‘Seeing the End and the Beginning’.

It’s all in the timing.
“Whatever you need me to do, I will do,” MPH student Lindsay White said when she arrived at the Vietnam offices of Pathfinder International. That turned out to be plenty, as White found herself helping a brand new consulting firm take over for a major international NGO.
Supported by the Santander Universities Scholarship Program, White expected her practicum to be an evaluation of mobile Continuing Medical Education (mCME) among HIV clinicians in the country, part of a project using daily text messages to encourage Vietnamese healthcare workers to study.
Pathfinder International, a Watertown, Massachusetts-based NGO promoting sexual and reproductive health, began the project last year with Boston University School of Public Health researchers, Hanoi School of Public Health, Hanoi Medical University, Thái Nguyên Provincial Department of Public Health, and the Vietnamese Ministry of Health.
But when White arrived at Pathfinder’s office in Hanoi, the organization was in the process of leaving Vietnam, having achieved its goals in the country over the last two decades.
White is still working on the mobile learning evaluation, but most of her role in Hanoi has turned out to be helping with the transition, as Pathfinder’s work is taken over by a newly launched organization: Consulting and Researching on Community Development (CRCD).

CRCD is led by Bao Le Ngoc, the former head of Pathfinder International Vietnam, and much of the staff are making the shift with him from the international NGO to the new in-country public health consultancy.
“They are now having to completely reset their framework,” says White. “Pathfinder has been a powerhouse in Vietnam for 22 years. They have had the funding and name recognition to build strong relationships with stakeholders and have had access to the tools they needed to implement successful programs and interventions.”
With CRCD also expanding beyond the scope of sexual and reproductive health, White says, “they are entering into uncharted waters, but are excited to stand on their own and prove not only how capable CRCD is, but how capable Vietnam is.”
This state of flux has also turned out to be quite the learning opportunity for White: “I think it’s closer to what I will actually be experiencing at a real job.”
Her work in the transition has mainly focused on building up CRCD’s database of health statistics for the country and successful frameworks used in the past, so the consultancy will have the informational resources it needs to get to work. “For example, today I just built a situational analysis on aging in the country,” White says. She has also gathered statistics on sexual and reproductive health in the country, and is helping create an international internship program at CRCD, “everything from best practices for having an intern, and programming for them, all the way to accommodation resources.”
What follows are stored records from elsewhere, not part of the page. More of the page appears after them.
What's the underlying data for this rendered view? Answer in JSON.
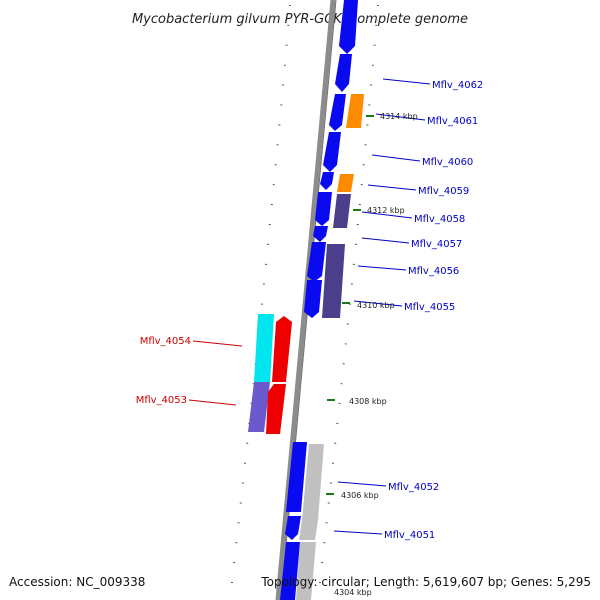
{
  "title": "Mycobacterium gilvum PYR-GCK, complete genome",
  "footer": {
    "accession": "Accession: NC_009338",
    "topology": "Topology: circular; Length: 5,619,607 bp; Genes: 5,295"
  },
  "colors": {
    "backbone": "#8c8c8c",
    "tick": "#1a7a1a",
    "gene_blue": "#0a0af0",
    "gene_orange": "#ff8c00",
    "gene_slate": "#4b3f8c",
    "gene_cyan": "#00e5ee",
    "gene_red": "#ee0000",
    "gene_lavender": "#6a5acd",
    "gene_gray": "#c0c0c0",
    "label_blue": "#0000c8",
    "label_red": "#cc0000"
  },
  "scale": {
    "kbp_unit": "kbp",
    "ticks": [
      {
        "text": "4314 kbp"
      },
      {
        "text": "4312 kbp"
      },
      {
        "text": "4310 kbp"
      },
      {
        "text": "4308 kbp"
      },
      {
        "text": "4306 kbp"
      },
      {
        "text": "4304 kbp"
      }
    ]
  },
  "genes": [
    {
      "label": "Mflv_4062",
      "strand": "plus"
    },
    {
      "label": "Mflv_4061",
      "strand": "plus"
    },
    {
      "label": "Mflv_4060",
      "strand": "plus"
    },
    {
      "label": "Mflv_4059",
      "strand": "plus"
    },
    {
      "label": "Mflv_4058",
      "strand": "plus"
    },
    {
      "label": "Mflv_4057",
      "strand": "plus"
    },
    {
      "label": "Mflv_4056",
      "strand": "plus"
    },
    {
      "label": "Mflv_4055",
      "strand": "plus"
    },
    {
      "label": "Mflv_4054",
      "strand": "minus"
    },
    {
      "label": "Mflv_4053",
      "strand": "minus"
    },
    {
      "label": "Mflv_4052",
      "strand": "plus"
    },
    {
      "label": "Mflv_4051",
      "strand": "plus"
    }
  ]
}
In this practicum, White says she is getting more than the usual hands-on experience with a project. Instead, her work in the mobile learning evaluation—continued with CRCD—goes alongside getting into the machinery of international public health work, from an organization’s launch to the time when it passes the torch.
“It’s a weird kind of transition,” White says, “but it’s been rewarding to see the end and the beginning at the same time.”